Ce phénomène ne s’applique pas seulement aux combattants de l’Etat Islamique, mais à l’ensemble des personnes endoctrinées pour des organisations terroristes. Les recruteurs de l’organisation terroriste étudient minutieusement les profils des personnes qui deviendront leur cible, afin de s’assurer d’utiliser la méthode de manipulation adaptée.

« Parler de déradicalisation, c’est déjà un échec face à Daech »

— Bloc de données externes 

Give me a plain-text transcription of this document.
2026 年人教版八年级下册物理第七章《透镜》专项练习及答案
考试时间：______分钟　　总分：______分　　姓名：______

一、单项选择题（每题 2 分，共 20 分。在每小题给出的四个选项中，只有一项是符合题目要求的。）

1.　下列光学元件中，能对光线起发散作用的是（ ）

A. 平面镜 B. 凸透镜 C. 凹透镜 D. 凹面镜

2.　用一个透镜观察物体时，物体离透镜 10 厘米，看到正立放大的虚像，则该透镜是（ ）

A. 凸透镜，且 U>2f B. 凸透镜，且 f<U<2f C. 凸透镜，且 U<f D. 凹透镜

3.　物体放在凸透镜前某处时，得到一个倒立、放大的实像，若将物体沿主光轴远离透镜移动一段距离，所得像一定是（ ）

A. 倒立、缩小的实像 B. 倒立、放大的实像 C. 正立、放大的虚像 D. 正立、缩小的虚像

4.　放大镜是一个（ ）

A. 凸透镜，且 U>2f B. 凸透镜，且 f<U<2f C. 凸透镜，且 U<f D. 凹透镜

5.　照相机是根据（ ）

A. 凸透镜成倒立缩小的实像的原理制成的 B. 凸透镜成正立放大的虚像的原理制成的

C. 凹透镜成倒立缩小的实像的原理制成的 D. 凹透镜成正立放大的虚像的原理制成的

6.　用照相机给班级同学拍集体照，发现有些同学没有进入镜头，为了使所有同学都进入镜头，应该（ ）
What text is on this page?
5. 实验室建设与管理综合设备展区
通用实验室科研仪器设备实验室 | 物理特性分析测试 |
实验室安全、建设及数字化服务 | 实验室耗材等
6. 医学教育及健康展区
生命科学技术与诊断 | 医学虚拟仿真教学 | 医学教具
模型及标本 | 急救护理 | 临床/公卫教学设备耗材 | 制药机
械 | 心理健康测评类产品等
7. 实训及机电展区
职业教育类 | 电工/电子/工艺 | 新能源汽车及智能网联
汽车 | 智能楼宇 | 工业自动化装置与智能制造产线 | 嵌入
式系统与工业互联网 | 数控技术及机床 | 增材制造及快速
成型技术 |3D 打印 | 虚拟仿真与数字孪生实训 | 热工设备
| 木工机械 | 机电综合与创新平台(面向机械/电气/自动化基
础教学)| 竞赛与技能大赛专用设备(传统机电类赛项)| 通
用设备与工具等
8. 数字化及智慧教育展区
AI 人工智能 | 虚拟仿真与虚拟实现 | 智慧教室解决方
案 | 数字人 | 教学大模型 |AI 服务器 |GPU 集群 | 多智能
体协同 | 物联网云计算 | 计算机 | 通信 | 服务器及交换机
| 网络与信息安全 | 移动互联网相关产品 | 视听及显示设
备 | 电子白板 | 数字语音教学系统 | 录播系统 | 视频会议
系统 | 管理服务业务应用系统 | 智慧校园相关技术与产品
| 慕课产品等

C’est ce que dit Mourad Benchellali dans une interview qu’il a donnée pour Lyon Capitale. Le jeune homme était parti en Afghanistan combattre au sein des rangs d’Al-Qaeda il y a quelques années, pour suivre certains de ses proches également partis. Après avoir réalisé son erreur, il a eu la chance de parvenir à s’échapper. Mourad confie qu’il parle régulièrement à des jeunes pour leur éviter d’idéaliser le combat (il a lui-même été traumatisé par les scènes de violence dont il a été témoin lors de son séjour en Afghanistan). Il ajoute que « parler de déradicalisation, c’est déjà un échec face à Daech », parce qu’une fois la personne radicalisée, il est très difficile de la désendoctriner, la « doctrine Daech » consistant à rejeter en bloc tout ce qui se rapporte de près ou de loin à l’Occident. Il est donc difficile d’engager un dialogue avec des radicalisés.

Selon Mourad, il faut chercher à les comprendre et les pardonner, même s’il faut ensuite les suivre de près, et faire attention à ce qu’ils ne « rechutent » pas. Le travail doit se faire en amont, selon lui, afin de sensibiliser les jeunes (souvent les plus vulnérables) à la violence du terrorisme.